Sebagai orang percaya, kita harus menyadari bahwa kita adalah makhluk rohani yang berada di dalam tubuh duniawi. Hidup kita akan bermanfaat bagi orang lain dan bagi alam, jika kita memiliki kasih terhadap mereka. Kita menjadi makhluk rohani karena kita ada di dalam Tuhan dan Tuhan di dalam kita. Ketika kita ada di dalam Tuhan, maka kita mendapat bagian dengan Roh Tuhan. Tuhan tidak menghembuskan nafas-Nya kepada makhluk lain, selain manusia. Manusia seharusnya menjadi bagian dari Tuhan.
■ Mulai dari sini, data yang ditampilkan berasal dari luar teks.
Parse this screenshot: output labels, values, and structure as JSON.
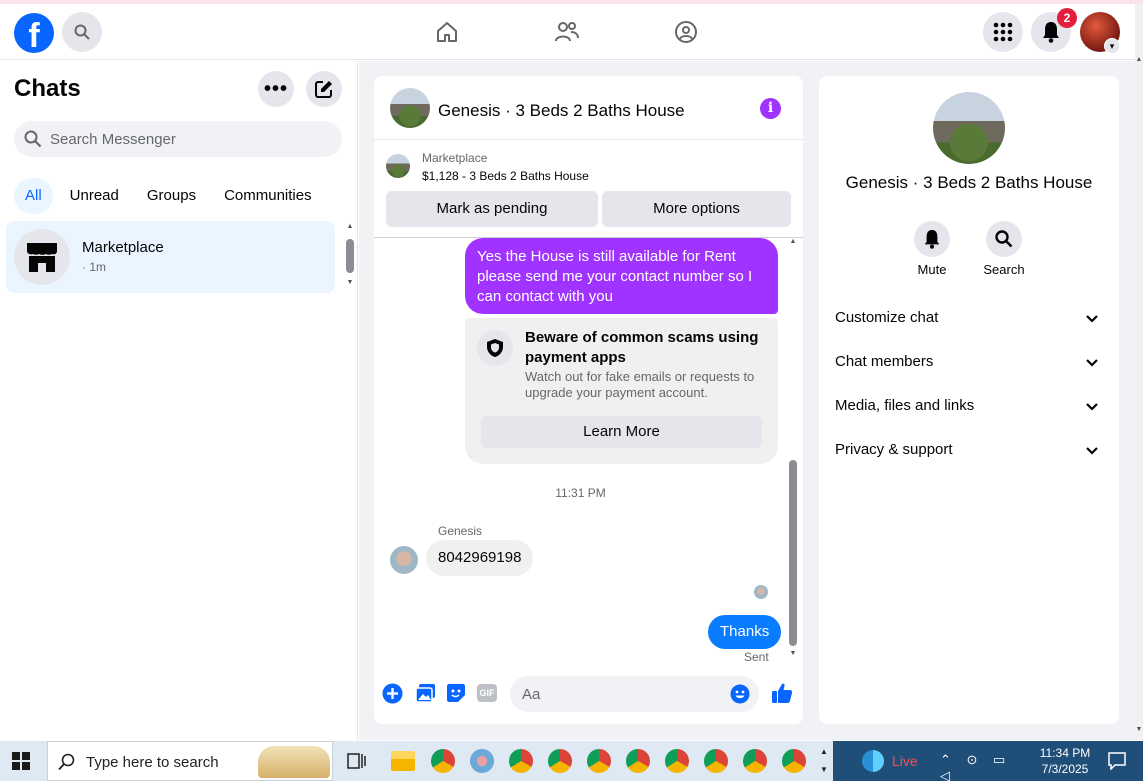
{
  "topbar": {
    "logo": "f",
    "notifications_badge": "2",
    "icons": [
      "search-icon",
      "home-icon",
      "friends-icon",
      "groups-icon",
      "menu-grid-icon",
      "bell-icon"
    ]
  },
  "sidebar": {
    "title": "Chats",
    "search_placeholder": "Search Messenger",
    "filters": [
      "All",
      "Unread",
      "Groups",
      "Communities"
    ],
    "active_filter": "All",
    "chats": [
      {
        "name": "Marketplace",
        "time": "· 1m"
      }
    ]
  },
  "conversation": {
    "title": "Genesis · 3 Beds 2 Baths House",
    "marketplace_label": "Marketplace",
    "listing": "$1,128 - 3 Beds 2 Baths House",
    "mark_pending_label": "Mark as pending",
    "more_options_label": "More options",
    "messages": {
      "outgoing_1": "Yes the House is still available for Rent please send me your contact number so I can contact with you",
      "scam_title": "Beware of common scams using payment apps",
      "scam_body": "Watch out for fake emails or requests to upgrade your payment account.",
      "learn_more": "Learn More",
      "time_separator": "11:31 PM",
      "sender_name": "Genesis",
      "incoming_1": "8042969198",
      "outgoing_2": "Thanks",
      "status": "Sent"
    },
    "composer_placeholder": "Aa"
  },
  "info_panel": {
    "title": "Genesis · 3 Beds 2 Baths House",
    "mute_label": "Mute",
    "search_label": "Search",
    "sections": [
      "Customize chat",
      "Chat members",
      "Media, files and links",
      "Privacy & support"
    ]
  },
  "taskbar": {
    "search_placeholder": "Type here to search",
    "live_label": "Live",
    "time": "11:34 PM",
    "date": "7/3/2025"
  },
  "colors": {
    "brand_blue": "#0866ff",
    "purple_bubble": "#a033ff",
    "blue_bubble": "#0a7cff",
    "badge_red": "#e41e3f"
  }
}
Untuk memiliki hidup yang menyala dan bermanfaat, memang tidak mudah. Ada yang harus dikorbankan. Seperti lilin yang menyala, ia akan membakar dirinya sendiri untuk memberi manfaat bagi sekitarnya. Seperti kayu yang dibakar untuk memasak atau untuk menghangatkan badan, kayu itu akan habis karena terbakar. Memberi manfaat bagi orang lain seringkali sakit, tetapi lebih sakit lagi jika kita tidak bisa memberi manfaat bagi orang lain dan lingkungan kita.
Untuk memberi manfaat bagi dunia ini, Yesus merelakan diri untuk meninggalkan kemuliaan-Nya, menjadi manusia dan bahkan dihina dan menjadi lebih hina dari manusia pada umumnya. Pengorbanan-Nya sangat besar, karena tidak ada kisah lain yang pengorbanannya melebihi pengorbanan Yesus Kristus. Karena itu, ketika kita percaya kepada Tuhan, sebenarnya kita tidak memiliki hak lagi atas hidup kita. Hidup kita menjadi hak Tuhan. Jika kita masih merasa memiliki hak atas hidup kita, berarti kita tidak ada di dalam Tuhan.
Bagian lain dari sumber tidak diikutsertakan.